The first woman to scale all 8,000m peaks without the use of supplementary oxygen.
Gerlinde Kaltenbrunner’s interest in mountain climbing developed at a very young age. It was Reverend Dr. Erich Tischler, a youth group leader in her hometown of Spital am Pyhrn, Upper Austria, who introduced her to the fascinating world of mountains. After the dominical church service, he would take Gerlinde Kaltenbrunner along on numerous tours to the mountains surrounding her hometown.

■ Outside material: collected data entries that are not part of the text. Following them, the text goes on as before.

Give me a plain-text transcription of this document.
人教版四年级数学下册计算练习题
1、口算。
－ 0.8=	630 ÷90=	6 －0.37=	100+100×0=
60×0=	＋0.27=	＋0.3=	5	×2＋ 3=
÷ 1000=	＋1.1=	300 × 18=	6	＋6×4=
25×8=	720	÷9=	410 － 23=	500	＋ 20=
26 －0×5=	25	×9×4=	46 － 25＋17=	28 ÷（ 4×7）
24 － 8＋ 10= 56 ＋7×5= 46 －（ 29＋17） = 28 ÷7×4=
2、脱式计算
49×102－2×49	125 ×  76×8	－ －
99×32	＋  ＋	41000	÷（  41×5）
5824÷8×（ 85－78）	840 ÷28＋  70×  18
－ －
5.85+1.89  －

At the age of 13, Gerlinde Kaltenbrunner ventured on her first easy climbing tours at the local „Sturzhahn“, which sparked off her enthusiasm for climbing and paved the road to alpinism. During the following years, she never skipped an opportunity to go climbing. Ski, ice and climbing tours became her main fields of interest, which she enjoyed besides completing her nurse training in Upper Austria and Vienna. Her greatest dream – climbing an eight thousand peak – came true at the age of 23, when she succeeded in climbing the fore summit of Broad Peak in Pakistan, with a height of 8.027m. During the following years, she put all money earned as a nurse into different trekking and climbing expeditions to the Himalaya.

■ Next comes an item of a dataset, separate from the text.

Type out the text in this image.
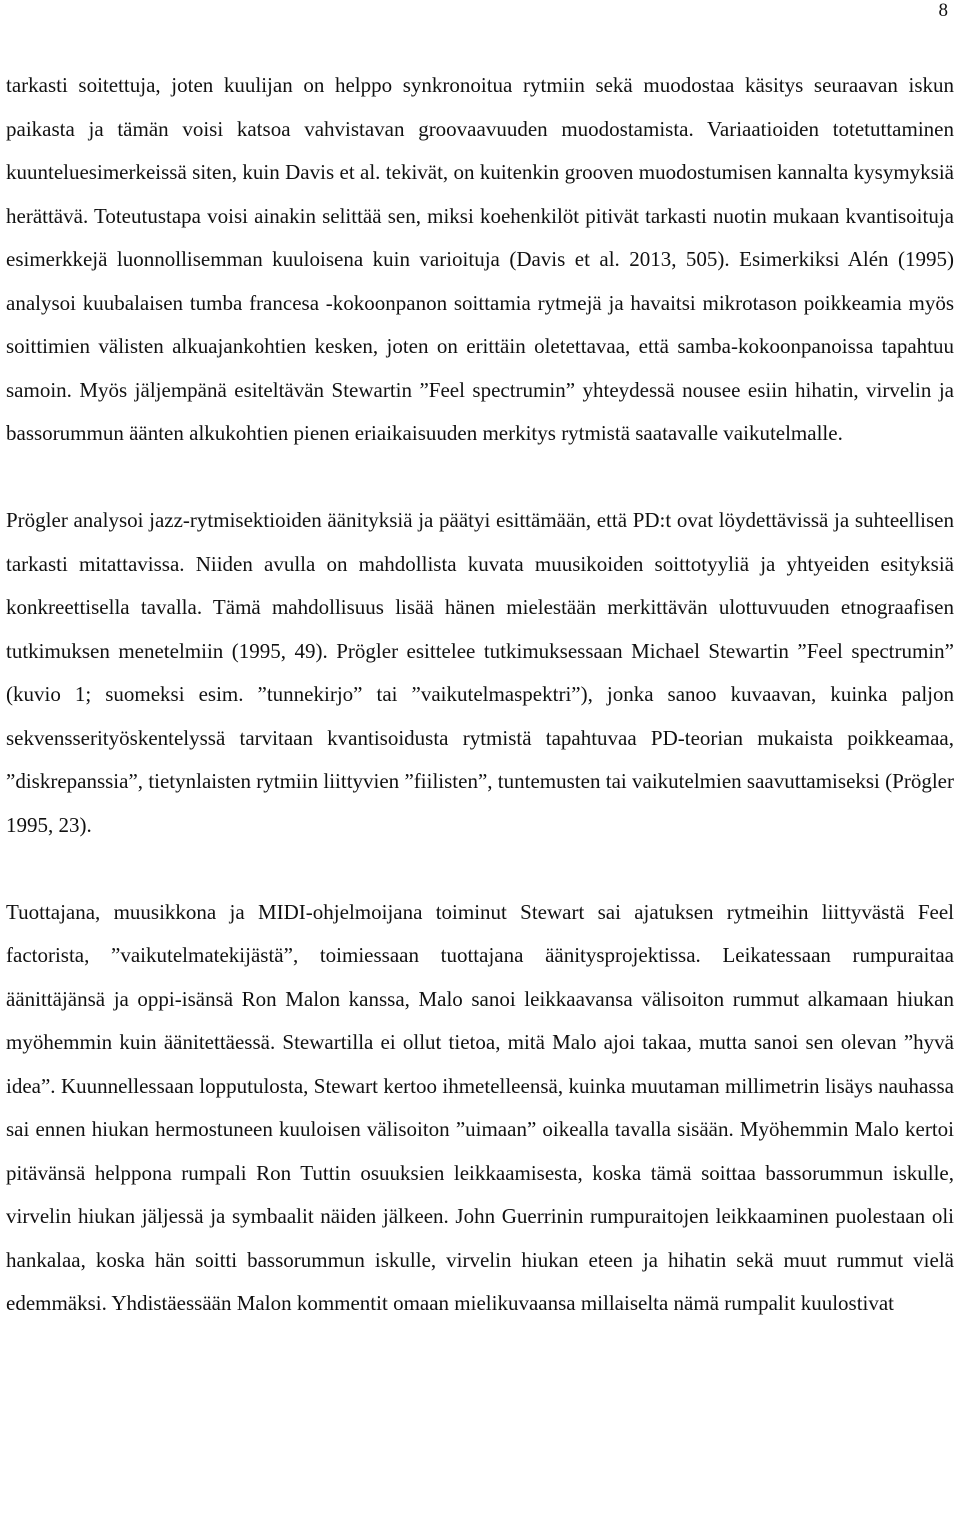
8

tarkasti soitettuja, joten kuulijan on helppo synkronoitua rytmiin sekä muodostaa käsitys seuraavan iskun paikasta ja tämän voisi katsoa vahvistavan groovaavuuden muodostamista. Variaatioiden totetuttaminen kuunteluesimerkeissä siten, kuin Davis et al. tekivät, on kuitenkin grooven muodostumisen kannalta kysymyksiä herättävä. Toteutustapa voisi ainakin selittää sen, miksi koehenkilöt pitivät tarkasti nuotin mukaan kvantisoituja esimerkkejä luonnollisemman kuuloisena kuin varioituja (Davis et al. 2013, 505). Esimerkiksi Alén (1995) analysoi kuubalaisen tumba francesa -kokoonpanon soittamia rytmejä ja havaitsi mikrotason poikkeamia myös soittimien välisten alkuajankohtien kesken, joten on erittäin oletettavaa, että samba-kokoonpanoissa tapahtuu samoin. Myös jäljempänä esiteltävän Stewartin ”Feel spectrumin” yhteydessä nousee esiin hihatin, virvelin ja bassorummun äänten alkukohtien pienen eriaikaisuuden merkitys rytmistä saatavalle vaikutelmalle.

Prögler analysoi jazz-rytmisektioiden äänityksiä ja päätyi esittämään, että PD:t ovat löydettävissä ja suhteellisen tarkasti mitattavissa. Niiden avulla on mahdollista kuvata muusikoiden soittotyyliä ja yhtyeiden esityksiä konkreettisella tavalla. Tämä mahdollisuus lisää hänen mielestään merkittävän ulottuvuuden etnograafisen tutkimuksen menetelmiin (1995, 49). Prögler esittelee tutkimuksessaan Michael Stewartin ”Feel spectrumin” (kuvio 1; suomeksi esim. ”tunnekirjo” tai ”vaikutelmaspektri”), jonka sanoo kuvaavan, kuinka paljon sekvensserityöskentelyssä tarvitaan kvantisoidusta rytmistä tapahtuvaa PD-teorian mukaista poikkeamaa, ”diskrepanssia”, tietynlaisten rytmiin liittyvien ”fiilisten”, tuntemusten tai vaikutelmien saavuttamiseksi (Prögler 1995, 23).

Tuottajana, muusikkona ja MIDI-ohjelmoijana toiminut Stewart sai ajatuksen rytmeihin liittyvästä Feel factorista, ”vaikutelmatekijästä”, toimiessaan tuottajana äänitysprojektissa. Leikatessaan rumpuraitaa äänittäjänsä ja oppi-isänsä Ron Malon kanssa, Malo sanoi leikkaavansa välisoiton rummut alkamaan hiukan myöhemmin kuin äänitettäessä. Stewartilla ei ollut tietoa, mitä Malo ajoi takaa, mutta sanoi sen olevan ”hyvä idea”. Kuunnellessaan lopputulosta, Stewart kertoo ihmetelleensä, kuinka muutaman millimetrin lisäys nauhassa sai ennen hiukan hermostuneen kuuloisen välisoiton ”uimaan” oikealla tavalla sisään. Myöhemmin Malo kertoi pitävänsä helppona rumpali Ron Tuttin osuuksien leikkaamisesta, koska tämä soittaa bassorummun iskulle, virvelin hiukan jäljessä ja symbaalit näiden jälkeen. John Guerrinin rumpuraitojen leikkaaminen puolestaan oli hankalaa, koska hän soitti bassorummun iskulle, virvelin hiukan eteen ja hihatin sekä muut rummut vielä edemmäksi. Yhdistäessään Malon kommentit omaan mielikuvaansa millaiselta nämä rumpalit kuulostivat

After climbing the Nanga Parbat – her fifth eight thousand peak – in 2003, she decided to finally become a professional mountain climber.
Today, Gerlinde Kaltenbrunner has climbed all fourteen main peaks in the eight thousand series as well as two fore summits higher than eight thousand metres.By reaching the summit of K2 (8,611m), the second highest peak in the world, she has become the first woman to scale all 8,000m peaks without the use of supplementary oxygen. Her passion, however, are not solely the high mountains of the Himalaya Massive. It’s just as much the people, as well as their foreign culture and religion that touch and enchant her.